Interestingly, I have found myself rarely needing to try out LEDs at 20mA. When I buy white LEDs for lighting projects, I already know their ratings, and most of the time I use a switching circuit that can be easily dimmed, thus allowing various current values to be set. As for indicator LEDs, I would never drive them at 20mA anyway. Too bright. 1mA is often enough for modern diffuse reds. Then for the 7-segments, I like the quite popular habit of dropping all the resistors and directly connecting them to pin outputs. So I have a multi-resistor board to try LEDs on rather than a constant-current circuit.

2. Alan says:

While LCD modules are available that run off 3.3V, the backlight is typically multiple LEDs – in series.
To provide 20 mA, a 3.3V source needs to be boosted to over 21V…
I was hoping to see such a circuit. No such luck.

I suspect there’s a voltage independent version on the Adafruit RA8875 LCD Driver board, but I can’t find a schematic to know for sure.

• KH says:

Most TFT LCD boards from China that has MCU 8/16-bit I/O usually have the backlight LEDs in parallel, so no boost is needed. If you stick to those (3.5″ or under) then it’ll save you a lot of trouble. Bigger panels often need to be driven using RGB signals, that need a biggish SMD MCU and many signal lines, or you’d need a driver PCB. Those might have white LED strings for backlighting.

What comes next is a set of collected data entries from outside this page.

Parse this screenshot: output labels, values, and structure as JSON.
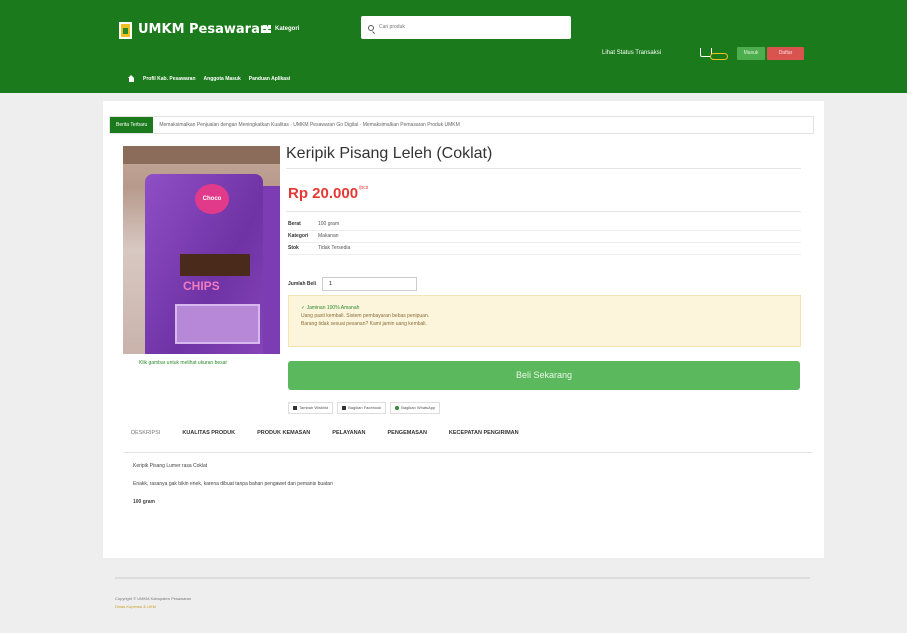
{
  "header": {
    "brand": "UMKM Pesawaran",
    "kategori": "Kategori",
    "search_placeholder": "Cari produk",
    "status_link": "Lihat Status Transaksi",
    "login": "Masuk",
    "register": "Daftar",
    "nav": [
      "Profil Kab. Pesawaran",
      "Anggota Masuk",
      "Panduan Aplikasi"
    ]
  },
  "ticker": {
    "label": "Berita Terbaru",
    "text": "Memaksimalkan Penjualan dengan Meningkatkan Kualitas  ·  UMKM Pesawaran Go Digital  ·  Memaksimalkan Pemasaran Produk UMKM"
  },
  "product": {
    "title": "Keripik Pisang Leleh (Coklat)",
    "price": "Rp 20.000",
    "price_unit": "/pcs",
    "specs": [
      {
        "k": "Berat",
        "v": "100 gram"
      },
      {
        "k": "Kategori",
        "v": "Makanan"
      },
      {
        "k": "Stok",
        "v": "Tidak Tersedia"
      }
    ],
    "qty_label": "Jumlah Beli",
    "qty_value": "1",
    "image_caption": "Klik gambar untuk melihat ukuran besar",
    "image_text_1": "Choco",
    "image_text_2": "CHIPS"
  },
  "notice": {
    "line1": "✓ Jaminan 100% Amanah",
    "line2": "Uang pasti kembali. Sistem pembayaran bebas penipuan.",
    "line3": "Barang tidak sesuai pesanan? Kami jamin uang kembali."
  },
  "buy_button": "Beli Sekarang",
  "share": [
    "Tambah Wishlist",
    "Bagikan Facebook",
    "Bagikan WhatsApp"
  ],
  "tabs": [
    "DESKRIPSI",
    "KUALITAS PRODUK",
    "PRODUK KEMASAN",
    "PELAYANAN",
    "PENGEMASAN",
    "KECEPATAN PENGIRIMAN"
  ],
  "description": [
    "Keripik Pisang Lumer rasa Coklat",
    "Enakk, rasanya gak bikin enek, karena dibuat tanpa bahan pengawet dan pemanis buatan",
    "100 gram"
  ],
  "footer": {
    "copy": "Copyright © UMKM Kabupaten Pesawaran",
    "link": "Dinas Koperasi & UKM"
  }
}
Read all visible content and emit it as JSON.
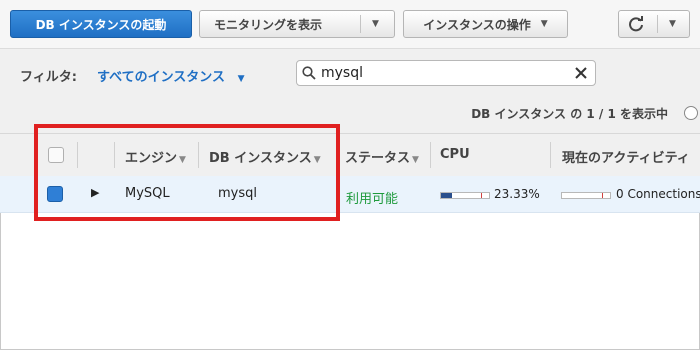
{
  "toolbar": {
    "launch_db": "DB インスタンスの起動",
    "show_monitoring": "モニタリングを表示",
    "instance_actions": "インスタンスの操作"
  },
  "filter": {
    "label": "フィルタ:",
    "selected": "すべてのインスタンス",
    "search_value": "mysql",
    "count_text": "DB インスタンス の 1 / 1 を表示中"
  },
  "table": {
    "columns": {
      "engine": "エンジン",
      "db_instance": "DB インスタンス",
      "status": "ステータス",
      "cpu": "CPU",
      "activity": "現在のアクティビティ"
    },
    "rows": [
      {
        "engine": "MySQL",
        "db_instance": "mysql",
        "status": "利用可能",
        "cpu_percent": "23.33%",
        "cpu_fill_fraction": 0.2333,
        "connections": "0 Connections",
        "connections_fill_fraction": 0.0
      }
    ]
  },
  "icons": {
    "refresh": "refresh-icon",
    "search": "search-icon",
    "clear": "close-icon",
    "expand": "triangle-right-icon"
  },
  "colors": {
    "primary": "#1f6fc4",
    "status_available": "#1e9a3c",
    "highlight": "#e02020",
    "cpu_bar": "#2a4f8c"
  }
}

A few years ago I’d be enthusiastically building an MCU-based boost converter for white LED lighting. Now, boost ICs specifically for white LED strings may be better — very cheap, very high efficiency, and relatively simple and small circuitry. For 21V output, it’s about 7X of your 3.3V Vin, or 140mA. That will be ugly for 2X alkaline batteries, and even for power supplies, you’ll have to pay attention to the current capability. So making your own boost circuit will be more difficult than using boost ICs for white LED lighting.